Il faut également saluer l'action de Sociochaux. Ils ont récolté plus de 500 000 euros et nous ont dirigés vers de gros investisseurs. Depuis 15 jours, on n'a rencontré aucun obstacle à notre projet. L'association FCSM a retardé sa procédure de sauvegarde, les collectivités nous ont accordé des délais et nous ont attribué des subventions exceptionnelles. Collectivement, cela fait une belle histoire.

Jean-Claude Plessis : Ce matin, je savais que le dossier était bon mais j'étais un peu stressé. L'audition s'est globalement bien passée. Je pense que les Franc-Comtois attendaient des gens comme nous. Ce club a été malmené pendant 10 ans par des propriétaires qui ne l'ont pas respecté. Si je me suis battu, c'est pour ce club aux locaux. Et croyez-moi, nous trouverons d'autres partenaires pour poursuivre notre démarche.

« Je vais prendre la à temps plein, et je serai présent tous les jours. Je n'avais pas prévu ça. »

Pierre Wantiez : Nous nous réunirons prochainement en assemblée générale pour désigner un organigramme administratif et opérationnel. Je peux déjà vous dire que Jean-Claude Plessis sera président et moi-même directeur général. Mais nous ne toucherons pas au secteur sportif.

Quid du secteur sportif ?

Pierre Wantiez : J'ai dit à Oswald (, entraîneur du FCSM) qu'il pouvait se projeter sur les semaines et les mois à venir. Julien Cordonnier, notre directeur sportif, a beaucoup travaillé sur le recrutement. Les deux resteront avec nous. Au niveau de l'effectif, il y a une première échéance : les joueurs qui devront jouer contre le Star, le 25 août, devront avoir signé un contrat avec nous avant dimanche soir. Pour notre premier match à domicile, nous allons essayer que ce soit le vendredi 1er septembre, mais cela risque d'être compliqué avec le diffuseur. Nous verrons bien.

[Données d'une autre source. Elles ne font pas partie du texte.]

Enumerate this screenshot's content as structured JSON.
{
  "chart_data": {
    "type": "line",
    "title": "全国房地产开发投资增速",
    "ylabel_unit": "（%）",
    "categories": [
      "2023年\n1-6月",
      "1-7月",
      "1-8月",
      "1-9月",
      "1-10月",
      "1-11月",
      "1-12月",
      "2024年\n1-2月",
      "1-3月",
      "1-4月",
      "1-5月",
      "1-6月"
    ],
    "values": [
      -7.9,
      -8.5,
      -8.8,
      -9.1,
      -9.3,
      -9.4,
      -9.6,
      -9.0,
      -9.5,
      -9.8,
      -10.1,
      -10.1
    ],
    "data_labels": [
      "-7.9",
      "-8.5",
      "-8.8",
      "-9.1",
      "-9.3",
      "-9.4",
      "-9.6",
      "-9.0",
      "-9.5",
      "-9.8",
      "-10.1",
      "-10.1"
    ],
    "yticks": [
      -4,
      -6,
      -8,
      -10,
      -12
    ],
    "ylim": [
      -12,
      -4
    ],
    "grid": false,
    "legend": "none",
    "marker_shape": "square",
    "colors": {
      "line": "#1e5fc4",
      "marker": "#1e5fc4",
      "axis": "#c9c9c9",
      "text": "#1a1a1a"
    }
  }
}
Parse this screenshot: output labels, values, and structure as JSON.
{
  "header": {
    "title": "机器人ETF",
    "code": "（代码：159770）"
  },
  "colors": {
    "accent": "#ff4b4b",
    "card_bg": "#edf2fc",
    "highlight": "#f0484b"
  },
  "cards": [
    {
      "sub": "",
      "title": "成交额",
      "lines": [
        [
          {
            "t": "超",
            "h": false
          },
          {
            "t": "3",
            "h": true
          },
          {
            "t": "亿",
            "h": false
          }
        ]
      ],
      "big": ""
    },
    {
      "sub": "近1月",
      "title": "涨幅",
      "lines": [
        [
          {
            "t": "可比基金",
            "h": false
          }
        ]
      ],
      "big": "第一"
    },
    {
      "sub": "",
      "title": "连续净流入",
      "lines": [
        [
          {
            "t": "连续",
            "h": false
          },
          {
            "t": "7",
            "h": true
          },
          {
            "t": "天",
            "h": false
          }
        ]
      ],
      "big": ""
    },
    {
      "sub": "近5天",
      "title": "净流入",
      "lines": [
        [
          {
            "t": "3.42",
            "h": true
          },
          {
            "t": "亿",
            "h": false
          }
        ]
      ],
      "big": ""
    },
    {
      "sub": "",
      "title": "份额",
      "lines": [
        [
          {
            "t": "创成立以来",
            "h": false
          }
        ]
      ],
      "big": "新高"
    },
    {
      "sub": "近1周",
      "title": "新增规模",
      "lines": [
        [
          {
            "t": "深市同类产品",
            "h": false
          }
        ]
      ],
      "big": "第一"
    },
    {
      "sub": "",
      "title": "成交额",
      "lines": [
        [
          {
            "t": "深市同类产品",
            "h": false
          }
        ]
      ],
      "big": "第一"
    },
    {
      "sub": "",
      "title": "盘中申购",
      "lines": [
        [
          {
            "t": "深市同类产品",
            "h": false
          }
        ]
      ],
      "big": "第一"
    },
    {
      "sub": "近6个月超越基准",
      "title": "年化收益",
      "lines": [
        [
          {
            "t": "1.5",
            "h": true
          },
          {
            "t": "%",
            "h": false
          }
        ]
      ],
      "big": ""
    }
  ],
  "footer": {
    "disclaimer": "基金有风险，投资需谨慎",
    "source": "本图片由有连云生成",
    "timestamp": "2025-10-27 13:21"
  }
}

« L'objectif, c'est de ne pas descendre à la fin de la saison. L'idéal serait de monter directement en Ligue 2, mais nous ne faisons aucune promesse. Nous avons la chance d'avoir un staff qui connaît bien la N1 et qui travaille avec le groupe depuis quelques semaines. Tout est donc possible. »

Sur les premiers matchs, il est probable que nous manquions d'osmose, de préparation physique. Et nous devrons faire face à un calendrier chargé avec probablement six matchs à jouer en septembre. Mais nous affronterons cette réalité après avoir fait face à la réalité économique.

Des contraintes financières imposées par la DNCG

Pierre Wantiez : Pour le recrutement, nous avons demandé à Julien et Oswald comment ils voyaient l'effectif. Nous avons ensuite fixé une masse salariale pour chaque poste. Nous ne nous mentirons pas, l'argent reste un problème. Nous avons repris le club avec des dettes. La DNCG exercera un contrôle attentif sur les salaires et les transferts. Mais nous arriverons à constituer une équipe compétitive. Notre retard n'est pas insurmontable.

Nous avons un montant total des salaires à ne pas dépasser. Mais nous pouvons très bien rester dans les limites tout en conservant tous les joueurs actuellement présents dans l'effectif. De plus, nous avons la possibilité de recruter les joueurs dont Oswald et Julien ont besoin. Ce qui est plutôt une bonne nouvelle. Nous savons que nous allons souffrir. Mais il faut regarder d'où nous venons il y a quelques semaines.